Preparation is key! The more effort and planning you put into a task, the more equipped you will be to deal with unforeseen circumstances. Mistakes happen so don’t dwell on what’s gone wrong. Be resilient! Remain calm, take back control of the situation and focus on the end goal.

Listen, don’t ignore

Sofiane’s aggressive sales technique when attempting to sell sweets to Brighton and Hove Albion Football Club could be classed as an own goal! He persistently ignored the customer’s budget of £300 and continued to badger the customer for a sale of £400: “We don’t want to spend £400”. “Not a problem. I’ll put you down for £400.” This made for cringe worthy viewing but we applaud the customer for remaining polite and ultimately agreeing to an order of £300.

Lessons learned

An aggressive sales technique could destroy the opportunity for relationship building with a new client and ultimately the loss of a sale and repeat business. By listening, it conveys to the customer that he is more than just a number on your sales sheet and that you’re providing a tailored service.

Don’t take a back seat!

We’ve already seen a number of candidates playing it safe by contributing as little as possible in the hope that they won’t be blamed in the boardroom for the failure of a task.

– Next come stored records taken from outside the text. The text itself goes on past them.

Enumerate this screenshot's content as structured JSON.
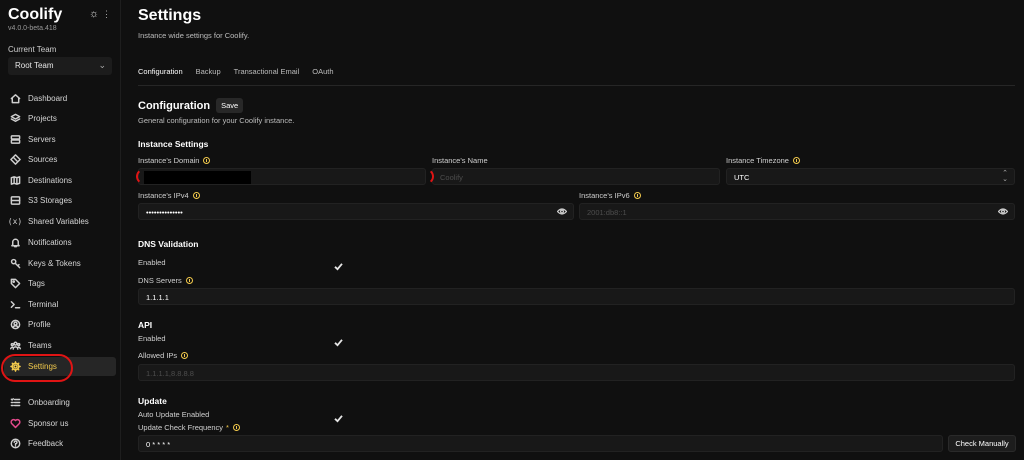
{
  "sidebar": {
    "brand": "Coolify",
    "version": "v4.0.0-beta.418",
    "team_label": "Current Team",
    "team_value": "Root Team",
    "items": [
      {
        "label": "Dashboard",
        "icon": "home-icon"
      },
      {
        "label": "Projects",
        "icon": "layers-icon"
      },
      {
        "label": "Servers",
        "icon": "server-icon"
      },
      {
        "label": "Sources",
        "icon": "git-icon"
      },
      {
        "label": "Destinations",
        "icon": "destination-icon"
      },
      {
        "label": "S3 Storages",
        "icon": "storage-icon"
      },
      {
        "label": "Shared Variables",
        "icon": "variable-icon"
      },
      {
        "label": "Notifications",
        "icon": "bell-icon"
      },
      {
        "label": "Keys & Tokens",
        "icon": "key-icon"
      },
      {
        "label": "Tags",
        "icon": "tag-icon"
      },
      {
        "label": "Terminal",
        "icon": "terminal-icon"
      },
      {
        "label": "Profile",
        "icon": "user-icon"
      },
      {
        "label": "Teams",
        "icon": "users-icon"
      },
      {
        "label": "Settings",
        "icon": "gear-icon"
      },
      {
        "label": "Onboarding",
        "icon": "checklist-icon"
      },
      {
        "label": "Sponsor us",
        "icon": "heart-icon"
      },
      {
        "label": "Feedback",
        "icon": "help-icon"
      }
    ],
    "active": "Settings"
  },
  "header": {
    "title": "Settings",
    "subtitle": "Instance wide settings for Coolify."
  },
  "tabs": [
    "Configuration",
    "Backup",
    "Transactional Email",
    "OAuth"
  ],
  "config": {
    "title": "Configuration",
    "save_label": "Save",
    "subtitle": "General configuration for your Coolify instance."
  },
  "instance": {
    "heading": "Instance Settings",
    "domain_label": "Instance's Domain",
    "domain_value": "",
    "name_label": "Instance's Name",
    "name_placeholder": "Coolify",
    "timezone_label": "Instance Timezone",
    "timezone_value": "UTC",
    "ipv4_label": "Instance's IPv4",
    "ipv4_value": "••••••••••••••",
    "ipv6_label": "Instance's IPv6",
    "ipv6_placeholder": "2001:db8::1"
  },
  "dns": {
    "heading": "DNS Validation",
    "enabled_label": "Enabled",
    "enabled": true,
    "servers_label": "DNS Servers",
    "servers_value": "1.1.1.1"
  },
  "api": {
    "heading": "API",
    "enabled_label": "Enabled",
    "enabled": true,
    "allowed_label": "Allowed IPs",
    "allowed_placeholder": "1.1.1.1,8.8.8.8"
  },
  "update": {
    "heading": "Update",
    "auto_label": "Auto Update Enabled",
    "auto_enabled": true,
    "freq_label": "Update Check Frequency",
    "required_mark": "*",
    "freq_value": "0 * * * *",
    "check_button": "Check Manually"
  },
  "colors": {
    "background": "#101010",
    "accent": "#f2c94c",
    "annotation": "#e01414",
    "sponsor": "#e44a8c"
  }
}
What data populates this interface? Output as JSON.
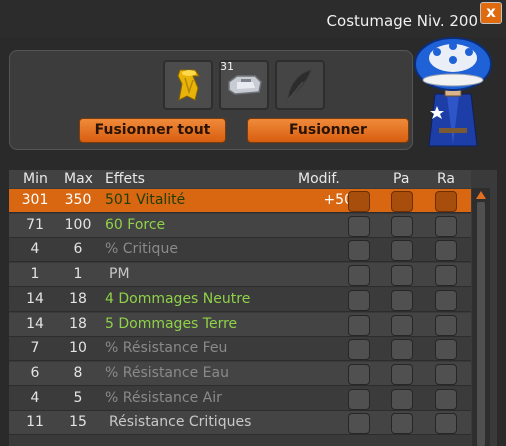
{
  "window": {
    "title": "Costumage Niv. 200",
    "close_label": "x"
  },
  "fusion": {
    "slots": [
      {
        "icon": "yellow-cloak-item-icon"
      },
      {
        "icon": "silver-gauntlet-item-icon",
        "count": "31"
      },
      {
        "icon": "feather-placeholder-icon"
      }
    ],
    "merge_all_label": "Fusionner tout",
    "merge_label": "Fusionner"
  },
  "table": {
    "headers": {
      "min": "Min",
      "max": "Max",
      "effects": "Effets",
      "modif": "Modif.",
      "pa": "Pa",
      "ra": "Ra"
    },
    "rows": [
      {
        "min": "301",
        "max": "350",
        "effect": "501 Vitalité",
        "modif": "+50",
        "style": "green",
        "selected": true
      },
      {
        "min": "71",
        "max": "100",
        "effect": "60 Force",
        "modif": "",
        "style": "green"
      },
      {
        "min": "4",
        "max": "6",
        "effect": "% Critique",
        "modif": "",
        "style": "grey"
      },
      {
        "min": "1",
        "max": "1",
        "effect": "PM",
        "modif": "",
        "style": "white"
      },
      {
        "min": "14",
        "max": "18",
        "effect": "4 Dommages Neutre",
        "modif": "",
        "style": "green"
      },
      {
        "min": "14",
        "max": "18",
        "effect": "5 Dommages Terre",
        "modif": "",
        "style": "green"
      },
      {
        "min": "7",
        "max": "10",
        "effect": "% Résistance Feu",
        "modif": "",
        "style": "grey"
      },
      {
        "min": "6",
        "max": "8",
        "effect": "% Résistance Eau",
        "modif": "",
        "style": "grey"
      },
      {
        "min": "4",
        "max": "5",
        "effect": "% Résistance Air",
        "modif": "",
        "style": "grey"
      },
      {
        "min": "11",
        "max": "15",
        "effect": "Résistance Critiques",
        "modif": "",
        "style": "white"
      }
    ]
  },
  "colors": {
    "accent": "#d96711",
    "green_text": "#8fd248",
    "grey_text": "#8a8a8a"
  }
}
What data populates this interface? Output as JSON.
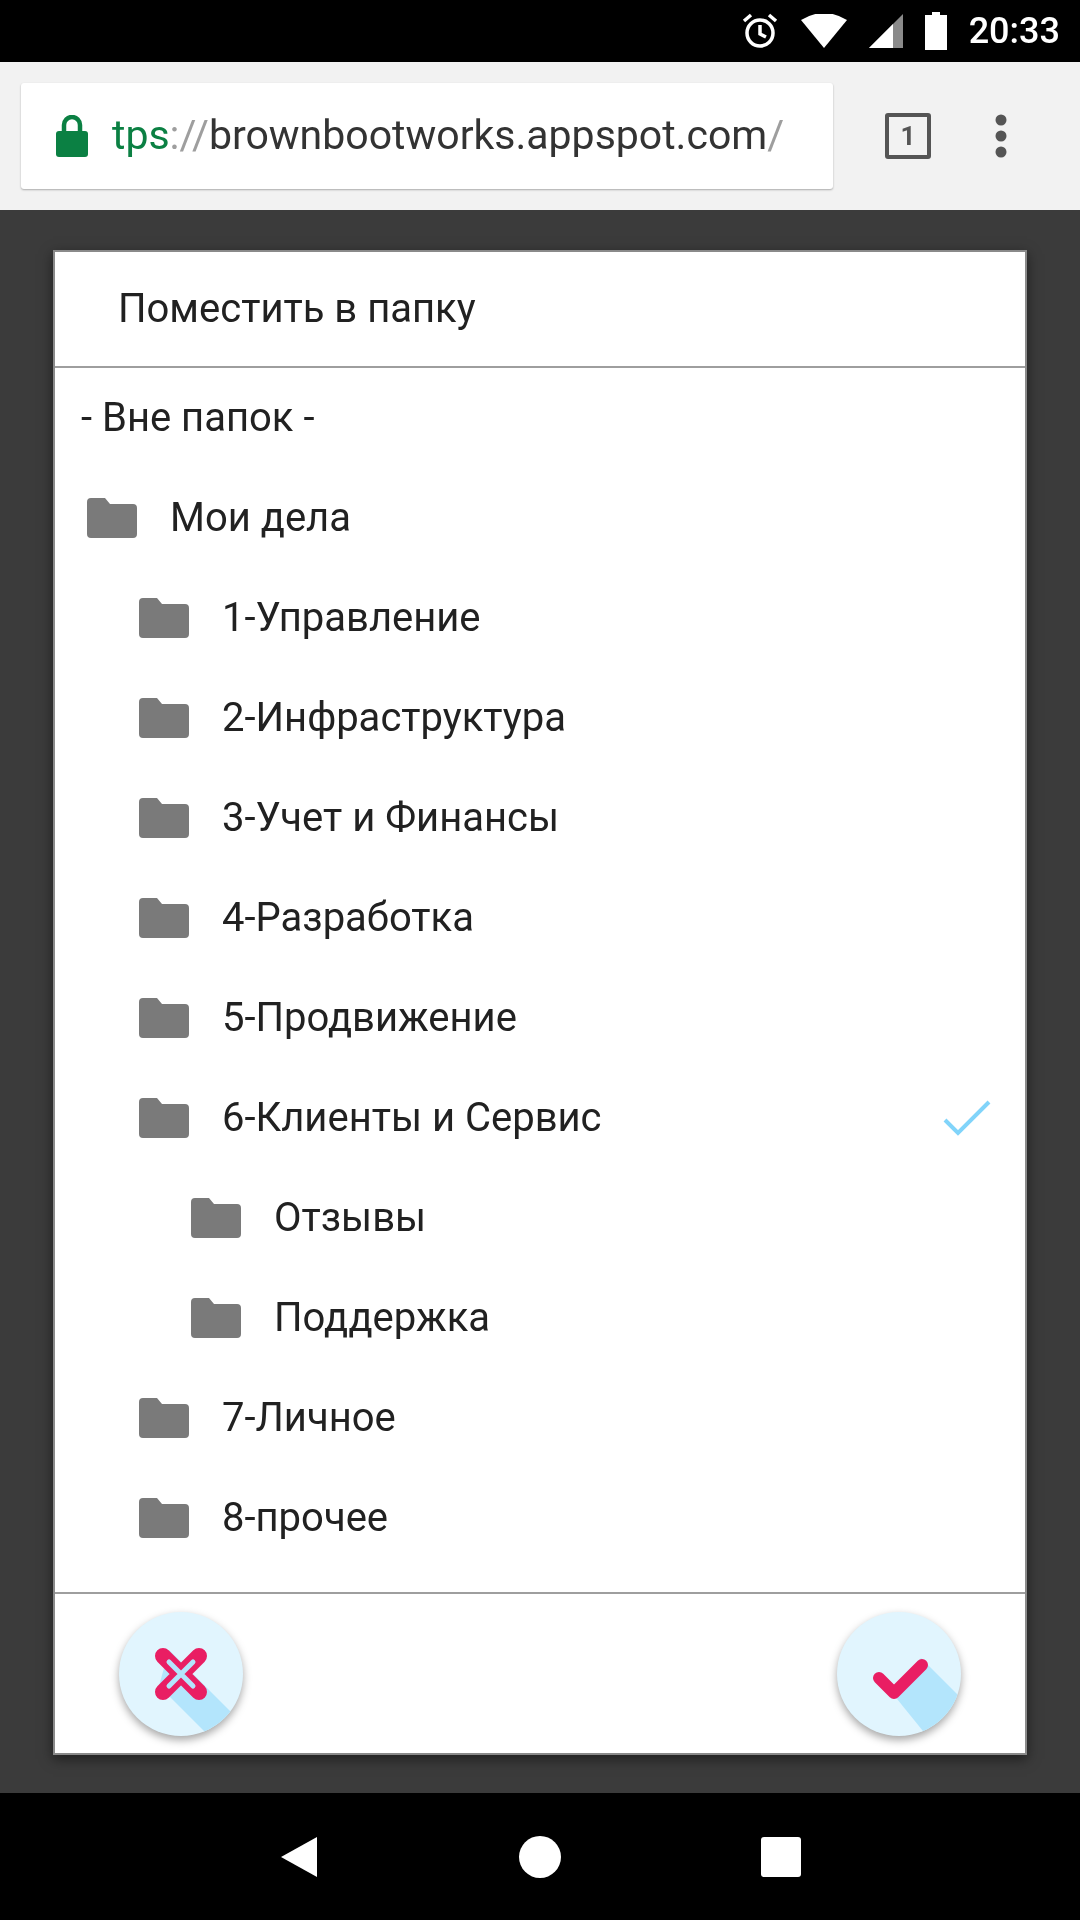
{
  "status_bar": {
    "time": "20:33"
  },
  "browser": {
    "url": {
      "scheme": "tps",
      "separator": "://",
      "host": "brownbootworks.appspot.com",
      "path": "/"
    },
    "tab_count": "1"
  },
  "dialog": {
    "title": "Поместить в папку",
    "items": [
      {
        "kind": "no_folder",
        "label": "- Вне папок -",
        "selected": false
      },
      {
        "kind": "folder",
        "label": "Мои дела",
        "selected": false,
        "children": [
          {
            "kind": "folder",
            "label": "1-Управление",
            "selected": false
          },
          {
            "kind": "folder",
            "label": "2-Инфраструктура",
            "selected": false
          },
          {
            "kind": "folder",
            "label": "3-Учет и Финансы",
            "selected": false
          },
          {
            "kind": "folder",
            "label": "4-Разработка",
            "selected": false
          },
          {
            "kind": "folder",
            "label": "5-Продвижение",
            "selected": false
          },
          {
            "kind": "folder",
            "label": "6-Клиенты и Сервис",
            "selected": true,
            "children": [
              {
                "kind": "folder",
                "label": "Отзывы",
                "selected": false
              },
              {
                "kind": "folder",
                "label": "Поддержка",
                "selected": false
              }
            ]
          },
          {
            "kind": "folder",
            "label": "7-Личное",
            "selected": false
          },
          {
            "kind": "folder",
            "label": "8-прочее",
            "selected": false
          }
        ]
      }
    ]
  }
}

JD, “chief tea maker” in the department store task was extremely fortunate that he was in the winning team as he would have had a hard time justifying his input.

Lessons learned

In the workplace, it’s normal to prefer working on some tasks more than others but it’s important to get involved regardless. By contributing and taking on responsibility, your efforts will get noticed for the right reasons. Nobody wants to wants to work with someone who shirks responsibility but takes credit for others’ success.

 

Whilst The Apprentice is a world away from our exciting placements, we hope these general business lessons have helped you.